Any worsening of initial symptoms or manifestation of new neurologic deficits despite adequate viral treatment, especially during the second week of admission, warrants the need for neuroimaging study [8]. Aggravation of cerebral edema and formation of new intracerebral hemorrhage should be ruled out. In addition, acyclovir resistance and acyclovir side effects should be considered in the differential diagnosis.

Medical treatment to control increased ICP due to cerebral edema or hematoma includes hyperventilation, corticosteroids and hyperosmolar therapy. The use of corticosteroids in HSE is controversial due to its potential to increase viral replication, resulting in further cell damage [19]. However, previously reported studies generally support the use of corticosteroids in severe cases of HSE after the initiation of antiviral therapy [20]. Corticosteroids may benefit these patients by inhibiting the inflammatory cascades that lead to vasogenic edema in the latter part of the disease course. There is no concrete evidence regarding the use of mannitol or hypertonic saline in HSE, and the use of hyperosmolar therapy to reduce ICP in these situations is extrapolated from traumatic brain injury guidelines [21]. However, we postulate that hyperosmolar therapy may help alleviate cytotoxic edema caused by viral replication early in the course of HSE.
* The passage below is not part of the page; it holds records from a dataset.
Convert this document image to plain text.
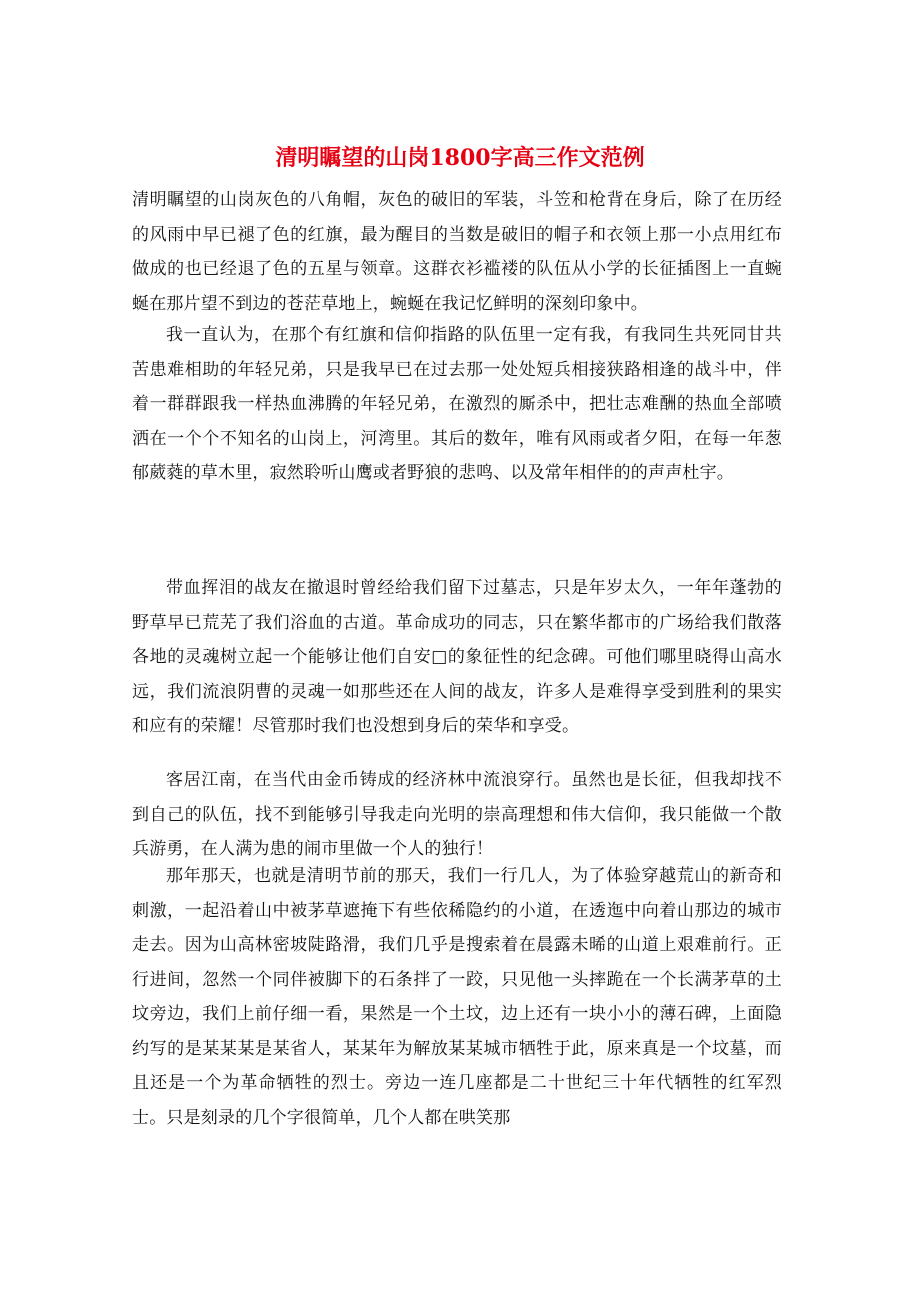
清明瞩望的山岗1800字高三作文范例

清明瞩望的山岗灰色的八角帽，灰色的破旧的军装，斗笠和枪背在身后，除了在历经的风雨中早已褪了色的红旗，最为醒目的当数是破旧的帽子和衣领上那一小点用红布做成的也已经退了色的五星与领章。这群衣衫褴褛的队伍从小学的长征插图上一直蜿蜒在那片望不到边的苍茫草地上，蜿蜒在我记忆鲜明的深刻印象中。

我一直认为，在那个有红旗和信仰指路的队伍里一定有我，有我同生共死同甘共苦患难相助的年轻兄弟，只是我早已在过去那一处处短兵相接狭路相逢的战斗中，伴着一群群跟我一样热血沸腾的年轻兄弟，在激烈的厮杀中，把壮志难酬的热血全部喷洒在一个个不知名的山岗上，河湾里。其后的数年，唯有风雨或者夕阳，在每一年葱郁葳蕤的草木里，寂然聆听山鹰或者野狼的悲鸣、以及常年相伴的的声声杜宇。

带血挥泪的战友在撤退时曾经给我们留下过墓志，只是年岁太久，一年年蓬勃的野草早已荒芜了我们浴血的古道。革命成功的同志，只在繁华都市的广场给我们散落各地的灵魂树立起一个能够让他们自安□的象征性的纪念碑。可他们哪里晓得山高水远，我们流浪阴曹的灵魂一如那些还在人间的战友，许多人是难得享受到胜利的果实和应有的荣耀！尽管那时我们也没想到身后的荣华和享受。

客居江南，在当代由金币铸成的经济林中流浪穿行。虽然也是长征，但我却找不到自己的队伍，找不到能够引导我走向光明的崇高理想和伟大信仰，我只能做一个散兵游勇，在人满为患的闹市里做一个人的独行！

那年那天，也就是清明节前的那天，我们一行几人，为了体验穿越荒山的新奇和刺激，一起沿着山中被茅草遮掩下有些依稀隐约的小道，在透迤中向着山那边的城市走去。因为山高林密坡陡路滑，我们几乎是搜索着在晨露未晞的山道上艰难前行。正行进间，忽然一个同伴被脚下的石条拌了一跤，只见他一头摔跪在一个长满茅草的土坟旁边，我们上前仔细一看，果然是一个土坟，边上还有一块小小的薄石碑，上面隐约写的是某某某是某省人，某某年为解放某某城市牺牲于此，原来真是一个坟墓，而且还是一个为革命牺牲的烈士。旁边一连几座都是二十世纪三十年代牺牲的红军烈士。只是刻录的几个字很简单，几个人都在哄笑那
There is a lack of literature concerning the utilization of surgical decompression, such as decompressive craniectomy or temporal lobectomy, in patients with severe HSE. Nonetheless, presently available data generally support the use of surgical decompression in viral encephalitis with severe life-threatening neurological symptoms [22]. Our patient underwent surgical decompression due to neurological deterioration despite aggressive medical treatment and was able to recover fully without neurological deficits. We support the use of surgical decompression in severe HSE cases complicated by malignant cerebral edema or intracerebral hemorrhage.

In conclusion, frank intracerebral hemorrhage in HSE is a rare complication. This occurrence can cause neurological deterioration due to a mass effect or increased ICP. Neuroimaging studies should be conducted in HSE patients who show unchanged or worsened symptoms even after the initiation of acyclovir. Patients with severe HSE complicated by intracerebral hemorrhage or malignant cerebral edema should undergo aggressive medical treatment. Surgical decompression should also be actively considered in such severe cases to prevent further neurological deterioration.